Jeff Nichols is at this point fast becoming one of America’s pre-eminent auteurs. A confident intelligent director who has an ability to bounce through different genres with consummate ease. Who else could go from a big ideas filled sci-fi drama to a subtle largely event free historical romance piece less than a few months apart? Loving represents a intimate calling card to the big leagues. Scripting as well, he conjures woozy images full of light and soul. His insistence on no histrionics or genre cliches is inspiring. In some ways due to the nature of the Lovings themselves who resisted the need to hog the spotlight, but also because Nichols chooses to focus on the couple themselves rather than those around them. The court case, for example, is kept entirely off screen. Relying instead on brief exchanges between the couple and their legal team, although he makes an odd choice in framing these two lawyers as potential untrustworthy scamps which does not pan out. There is no big speech in court, there is no call to arms, the outcome itself is centred only around their reactions. When asked what he would like to say to the judge Richard simply says “tell him I love my wife.” A incredibly moving counteract to the usual cheesy outbursts you’d expect. It is can sometimes be frustrating, a part of you desires to hear the case their defence puts forward, but you admire Nichols convictions. We have history books for that, instead he wants us to see the stress it puts on the couple and in doing so accentuates the power of its message for tolerance.

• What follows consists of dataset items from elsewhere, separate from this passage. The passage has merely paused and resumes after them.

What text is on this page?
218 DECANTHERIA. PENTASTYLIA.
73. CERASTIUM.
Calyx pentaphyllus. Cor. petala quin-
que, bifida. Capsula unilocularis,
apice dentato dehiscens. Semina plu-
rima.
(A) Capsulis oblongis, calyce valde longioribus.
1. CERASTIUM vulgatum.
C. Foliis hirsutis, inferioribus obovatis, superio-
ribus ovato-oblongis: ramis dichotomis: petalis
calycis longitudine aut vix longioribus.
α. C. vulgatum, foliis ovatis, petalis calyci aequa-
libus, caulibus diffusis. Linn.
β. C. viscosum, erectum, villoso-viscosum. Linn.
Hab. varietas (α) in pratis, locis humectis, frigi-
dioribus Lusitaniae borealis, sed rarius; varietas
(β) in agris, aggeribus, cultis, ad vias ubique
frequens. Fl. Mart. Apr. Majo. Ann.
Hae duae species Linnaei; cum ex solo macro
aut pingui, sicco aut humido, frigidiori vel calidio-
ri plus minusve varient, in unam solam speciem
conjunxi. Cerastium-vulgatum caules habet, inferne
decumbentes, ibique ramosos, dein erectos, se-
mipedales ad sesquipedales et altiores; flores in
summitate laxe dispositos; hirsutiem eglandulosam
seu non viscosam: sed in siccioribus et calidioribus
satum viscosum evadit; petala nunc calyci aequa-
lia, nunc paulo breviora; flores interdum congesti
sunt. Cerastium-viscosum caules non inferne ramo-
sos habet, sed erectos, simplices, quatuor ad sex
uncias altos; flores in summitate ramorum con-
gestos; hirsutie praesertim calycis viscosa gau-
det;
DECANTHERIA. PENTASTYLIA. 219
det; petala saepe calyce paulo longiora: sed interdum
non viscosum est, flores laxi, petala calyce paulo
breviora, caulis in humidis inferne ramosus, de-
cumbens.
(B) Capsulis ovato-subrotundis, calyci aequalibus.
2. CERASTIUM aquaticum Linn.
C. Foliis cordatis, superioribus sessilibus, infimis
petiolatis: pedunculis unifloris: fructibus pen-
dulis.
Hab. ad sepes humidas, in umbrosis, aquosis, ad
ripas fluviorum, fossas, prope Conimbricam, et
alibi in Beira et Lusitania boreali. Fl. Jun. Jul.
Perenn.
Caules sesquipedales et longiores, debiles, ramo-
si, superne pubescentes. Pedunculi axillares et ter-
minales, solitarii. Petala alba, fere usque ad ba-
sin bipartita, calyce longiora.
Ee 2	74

Jeff Nichols has two big aces in the hole alongside him. His two lead actors. As Richard Joel Edgerton has a wounded grace about him. Non-verbal and his eyes ever searching around him, he gives the impression of a man lacking in strong intelligence, especially combined with his American drawl. But he has a rich vein of strength and a sly smartness about him. It is Ruth Negga who deserves the bulk of the praise though. She is mesmerising throughout. A performance primarily told through her expressive eyes and subtle physicality. Mildred seems easy going and amenable, mainly because she does not wish to cause a fuss, but there is rage underneath. Every so often it boils over, not with a raised voice but a firm grasp on what she desires. The resignation she conveys upon being kept apart from her family is heartbreaking to watch. It is hard not to see why Richard would fall in love with someone so gentle, so strong and just so beautiful. It is the two of them that give the film its heft, without the fall back on manipulative music or crass dialogue, it is on them to showcase the power of its story. Not a story of coloured victory, or righteous indignation but of two people in love, simply and honestly.
Verdict: Low key, low volume and low on incident, but thanks to the immense central performances and Jeff Nichols’ confident direction Loving carries powerful feelings in the loudest possible voice.